写真2 スタジオ内に作られたローソンの街並み
 
     
   物語にはまってしまうと気付かないだろうが,VFXも随所で使われている。1951年当時のハリウッド,チャイニーズ・シアター前に市電が走っているのは,言うまでもなく合成だ。ピーターがクルマもろとも川に落ちるシーンは,実写とCGが巧みに交錯する(写真1)。スケール感もあり,橋や川の水のCGも上出来だなと感心したが,ここはILMが担当らしい。それなら納得だ。
 他に,Matte World Digital社, Gray Matter FX社の名前があったから,ディジタル・マットも多用しているに違いない。ローソンの町の中心部はセットが組まれたが(写真2),一部の建物やワイドアングルでの背景などはCGだろう。町庁舎は実物の大道具,その隣の建物はCGといった具合だ。当時の撮影所風景,浜辺の家での2人のラブシーンなどにも多彩な視覚効果を感じる。
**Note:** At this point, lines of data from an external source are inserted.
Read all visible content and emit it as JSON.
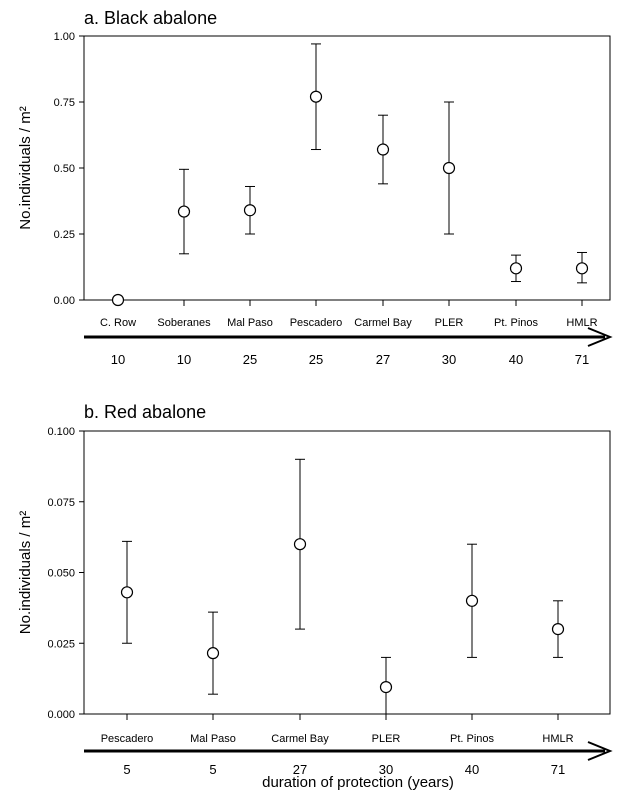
{
  "xlabel": "duration of protection (years)",
  "chart_data": [
    {
      "type": "scatter",
      "title": "a. Black abalone",
      "ylabel": "No.individuals / m²",
      "ylim": [
        0,
        1.0
      ],
      "yticks": [
        "0.00",
        "0.25",
        "0.50",
        "0.75",
        "1.00"
      ],
      "categories": [
        "C. Row",
        "Soberanes",
        "Mal Paso",
        "Pescadero",
        "Carmel Bay",
        "PLER",
        "Pt. Pinos",
        "HMLR"
      ],
      "duration_years": [
        "10",
        "10",
        "25",
        "25",
        "27",
        "30",
        "40",
        "71"
      ],
      "series": [
        {
          "values": [
            0.0,
            0.335,
            0.34,
            0.77,
            0.57,
            0.5,
            0.12,
            0.12
          ],
          "error_low": [
            null,
            0.175,
            0.25,
            0.57,
            0.44,
            0.25,
            0.07,
            0.065
          ],
          "error_high": [
            null,
            0.495,
            0.43,
            0.97,
            0.7,
            0.75,
            0.17,
            0.18
          ]
        }
      ],
      "grid": false
    },
    {
      "type": "scatter",
      "title": "b. Red abalone",
      "ylabel": "No.individuals / m²",
      "ylim": [
        0,
        0.1
      ],
      "yticks": [
        "0.000",
        "0.025",
        "0.050",
        "0.075",
        "0.100"
      ],
      "categories": [
        "Pescadero",
        "Mal Paso",
        "Carmel Bay",
        "PLER",
        "Pt. Pinos",
        "HMLR"
      ],
      "duration_years": [
        "5",
        "5",
        "27",
        "30",
        "40",
        "71"
      ],
      "series": [
        {
          "values": [
            0.043,
            0.0215,
            0.06,
            0.0095,
            0.04,
            0.03
          ],
          "error_low": [
            0.025,
            0.007,
            0.03,
            0.0,
            0.02,
            0.02
          ],
          "error_high": [
            0.061,
            0.036,
            0.09,
            0.02,
            0.06,
            0.04
          ]
        }
      ],
      "grid": false
    }
  ]
}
 音楽もまた郷愁を感じさせる。エンディングのナンバーは,ナット・キング・コールの「I Remember You」。この映画の余韻を残す名選曲だ。映画ファンの心をくすぐる演出が多少クサイといえばクサイが,私は嫌いではない。少なくとも,同じく意図的な賞狙いで成功した『ビューティフル・マインド』よりは何倍も感動し,希望が湧いてくる映画だ。